L’Etat dominicain s’est longtemps refusé à appliquer pleinement cette disposition constitutionnelle jetant ainsi dans l’apatridie ses propres citoyens et citoyens. En outre, les descendants d’Haïtiens qui ont pu obtenir leur documentation après maintes difficultés, sont confrontés à l’heure actuelle, à une dénationalisation systématique.

Des étudiants dominicains d’origine haïtienne, détenteurs de leurs papiers d’identité depuis leur enfance, se voient ainsi obligés d’abandonner leurs rêves d’entrer à l’université, de poursuivre une carrière professionnelle ou de postuler pour un emploi ; car, devenus des êtres sans identité.

Quant aux pères et mères de famille, ils-elles ne peuvent pas enregistrer leurs enfants qui à leur tour deviennent des sans papier.

C’est à la réflexion autour de ce problème aigu associé à des violations flagrantes de droits humains notamment le droit à l’identification qu’ont invité diverses organisations locales et internationales à Santo Domingo du 5 au 8 février 2013. Promouvoir le dialogue entre les autorités des pouvoirs publics et les organisations de la société civile, tel était l’un des objectifs principaux du Comité organisateur.

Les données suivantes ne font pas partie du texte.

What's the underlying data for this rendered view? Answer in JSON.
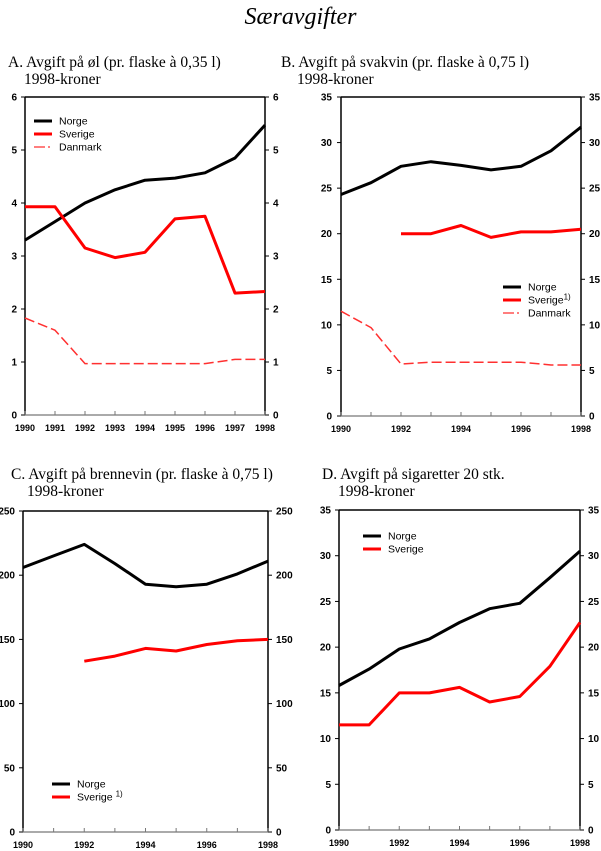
{
  "page": {
    "title": "Særavgifter"
  },
  "chart_data": [
    {
      "id": "A",
      "type": "line",
      "title": "A. Avgift på øl (pr. flaske à 0,35 l)",
      "subtitle": "1998-kroner",
      "x": [
        1990,
        1991,
        1992,
        1993,
        1994,
        1995,
        1996,
        1997,
        1998
      ],
      "x_tick_labels": [
        "1990",
        "1991",
        "1992",
        "1993",
        "1994",
        "1995",
        "1996",
        "1997",
        "1998"
      ],
      "ylim": [
        0,
        6
      ],
      "y_ticks": [
        0,
        1,
        2,
        3,
        4,
        5,
        6
      ],
      "y_tick_labels": [
        "0",
        "1",
        "2",
        "3",
        "4",
        "5",
        "6"
      ],
      "xlabel": "",
      "ylabel": "",
      "grid": false,
      "legend_position": "top-left",
      "series": [
        {
          "name": "Norge",
          "legend_label": "Norge",
          "footnote": "",
          "color": "#000000",
          "style": "solid",
          "values": [
            3.3,
            3.65,
            4.0,
            4.25,
            4.43,
            4.47,
            4.57,
            4.85,
            5.47
          ]
        },
        {
          "name": "Sverige",
          "legend_label": "Sverige",
          "footnote": "",
          "color": "#ff0000",
          "style": "solid",
          "values": [
            3.93,
            3.93,
            3.15,
            2.97,
            3.07,
            3.7,
            3.75,
            2.3,
            2.33
          ]
        },
        {
          "name": "Danmark",
          "legend_label": "Danmark",
          "footnote": "",
          "color": "#ff3030",
          "style": "dashed",
          "values": [
            1.83,
            1.6,
            0.97,
            0.97,
            0.97,
            0.97,
            0.97,
            1.05,
            1.05
          ]
        }
      ]
    },
    {
      "id": "B",
      "type": "line",
      "title": "B. Avgift på svakvin (pr. flaske à 0,75 l)",
      "subtitle": "1998-kroner",
      "x": [
        1990,
        1991,
        1992,
        1993,
        1994,
        1995,
        1996,
        1997,
        1998
      ],
      "x_tick_labels": [
        "1990",
        "",
        "1992",
        "",
        "1994",
        "",
        "1996",
        "",
        "1998"
      ],
      "ylim": [
        0,
        35
      ],
      "y_ticks": [
        0,
        5,
        10,
        15,
        20,
        25,
        30,
        35
      ],
      "y_tick_labels": [
        "0",
        "5",
        "10",
        "15",
        "20",
        "25",
        "30",
        "35"
      ],
      "xlabel": "",
      "ylabel": "",
      "grid": false,
      "legend_position": "middle-right",
      "series": [
        {
          "name": "Norge",
          "legend_label": "Norge",
          "footnote": "",
          "color": "#000000",
          "style": "solid",
          "values": [
            24.3,
            25.6,
            27.4,
            27.9,
            27.5,
            27.0,
            27.4,
            29.1,
            31.7
          ]
        },
        {
          "name": "Sverige",
          "legend_label": "Sverige",
          "footnote": "1)",
          "color": "#ff0000",
          "style": "solid",
          "values": [
            null,
            null,
            20.0,
            20.0,
            20.9,
            19.6,
            20.2,
            20.2,
            20.5
          ]
        },
        {
          "name": "Danmark",
          "legend_label": "Danmark",
          "footnote": "",
          "color": "#ff3030",
          "style": "dashed",
          "values": [
            11.5,
            9.7,
            5.7,
            5.9,
            5.9,
            5.9,
            5.9,
            5.6,
            5.6
          ]
        }
      ]
    },
    {
      "id": "C",
      "type": "line",
      "title": "C. Avgift på brennevin (pr. flaske à 0,75 l)",
      "subtitle": "1998-kroner",
      "x": [
        1990,
        1991,
        1992,
        1993,
        1994,
        1995,
        1996,
        1997,
        1998
      ],
      "x_tick_labels": [
        "1990",
        "",
        "1992",
        "",
        "1994",
        "",
        "1996",
        "",
        "1998"
      ],
      "ylim": [
        0,
        250
      ],
      "y_ticks": [
        0,
        50,
        100,
        150,
        200,
        250
      ],
      "y_tick_labels": [
        "0",
        "50",
        "100",
        "150",
        "200",
        "250"
      ],
      "xlabel": "",
      "ylabel": "",
      "grid": false,
      "legend_position": "bottom-left",
      "series": [
        {
          "name": "Norge",
          "legend_label": "Norge",
          "footnote": "",
          "color": "#000000",
          "style": "solid",
          "values": [
            206,
            215,
            224,
            209,
            193,
            191,
            193,
            201,
            211
          ]
        },
        {
          "name": "Sverige",
          "legend_label": "Sverige",
          "footnote": "1)",
          "color": "#ff0000",
          "style": "solid",
          "values": [
            null,
            null,
            133,
            137,
            143,
            141,
            146,
            149,
            150
          ]
        }
      ]
    },
    {
      "id": "D",
      "type": "line",
      "title": "D. Avgift på sigaretter 20 stk.",
      "subtitle": "1998-kroner",
      "x": [
        1990,
        1991,
        1992,
        1993,
        1994,
        1995,
        1996,
        1997,
        1998
      ],
      "x_tick_labels": [
        "1990",
        "",
        "1992",
        "",
        "1994",
        "",
        "1996",
        "",
        "1998"
      ],
      "ylim": [
        0,
        35
      ],
      "y_ticks": [
        0,
        5,
        10,
        15,
        20,
        25,
        30,
        35
      ],
      "y_tick_labels": [
        "0",
        "5",
        "10",
        "15",
        "20",
        "25",
        "30",
        "35"
      ],
      "xlabel": "",
      "ylabel": "",
      "grid": false,
      "legend_position": "top-left",
      "series": [
        {
          "name": "Norge",
          "legend_label": "Norge",
          "footnote": "",
          "color": "#000000",
          "style": "solid",
          "values": [
            15.8,
            17.6,
            19.8,
            20.9,
            22.7,
            24.2,
            24.8,
            27.6,
            30.5
          ]
        },
        {
          "name": "Sverige",
          "legend_label": "Sverige",
          "footnote": "",
          "color": "#ff0000",
          "style": "solid",
          "values": [
            11.5,
            11.5,
            15.0,
            15.0,
            15.6,
            14.0,
            14.6,
            17.9,
            22.7
          ]
        }
      ]
    }
  ]
}
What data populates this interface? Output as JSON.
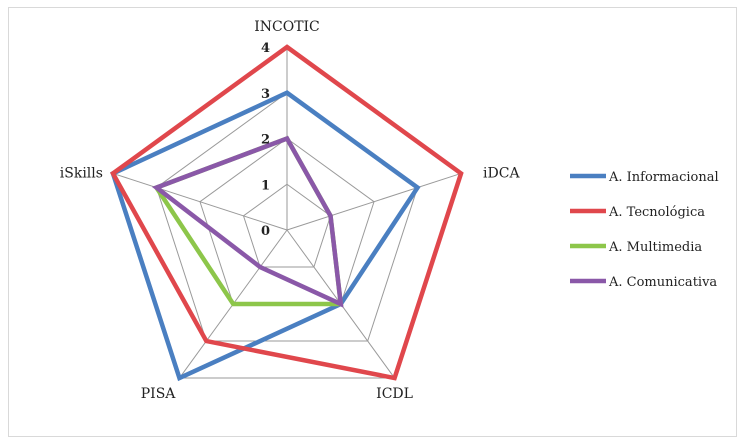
{
  "chart_data": {
    "type": "radar",
    "categories": [
      "INCOTIC",
      "iDCA",
      "ICDL",
      "PISA",
      "iSkills"
    ],
    "rlim": [
      0,
      4
    ],
    "ticks": [
      "0",
      "1",
      "2",
      "3",
      "4"
    ],
    "grid": true,
    "legend_position": "right",
    "series": [
      {
        "name": "A. Informacional",
        "color": "#4a7fc1",
        "values": [
          3,
          3,
          2,
          4,
          4
        ]
      },
      {
        "name": "A. Tecnológica",
        "color": "#e0474c",
        "values": [
          4,
          4,
          4,
          3,
          4
        ]
      },
      {
        "name": "A. Multimedia",
        "color": "#8dc64a",
        "values": [
          2,
          1,
          2,
          2,
          3
        ]
      },
      {
        "name": "A. Comunicativa",
        "color": "#8a58a8",
        "values": [
          2,
          1,
          2,
          1,
          3
        ]
      }
    ]
  }
}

Des échanges ont eu lieu avec les membres du Parlement et de la Junte Centrale Electorale (JCE), organisme préposé à la livraison de documents d’identité.

Le juge José Angel Aquino, représentant de la Junte a confié en la circonstance que «des efforts sont déployés pour améliorer la situation des personnes affectées par la dénationalisation mais la politique pèse plus lourd dans la balance».

L’une des panélistes du symposium, Jenny Morón, avocate et porte-parole du Mouvement des Femmes Dominico-Haïtiennes (MUDHA), fondé par feue Sonia Pierre affirme que «seul un compromis politique pourra résoudre ce problème qui ne date pas d’aujourd’hui» .

Ces réflexions dans la capitale dominicaine, ont été assorties de visites de terrain dans les bateyes où des victimes de la dénationalisation ont témoigné des nombreuses difficultés rencontrées au quotidien.

Cette semaine d’activités autour du Droit à la Nationalité et l’Etat de droit en République Dominicaine a été coordonnée, entre autres, par l’Observatoire sur les Migrants de la Caraïbe (OBMICA) représentée par la chercheure Bridget Wooding.

Une délégation du GARR conduite par le vice-coordonnateur de l’institution, Jean-Baptiste Azolin, a pris part à ces réflexions.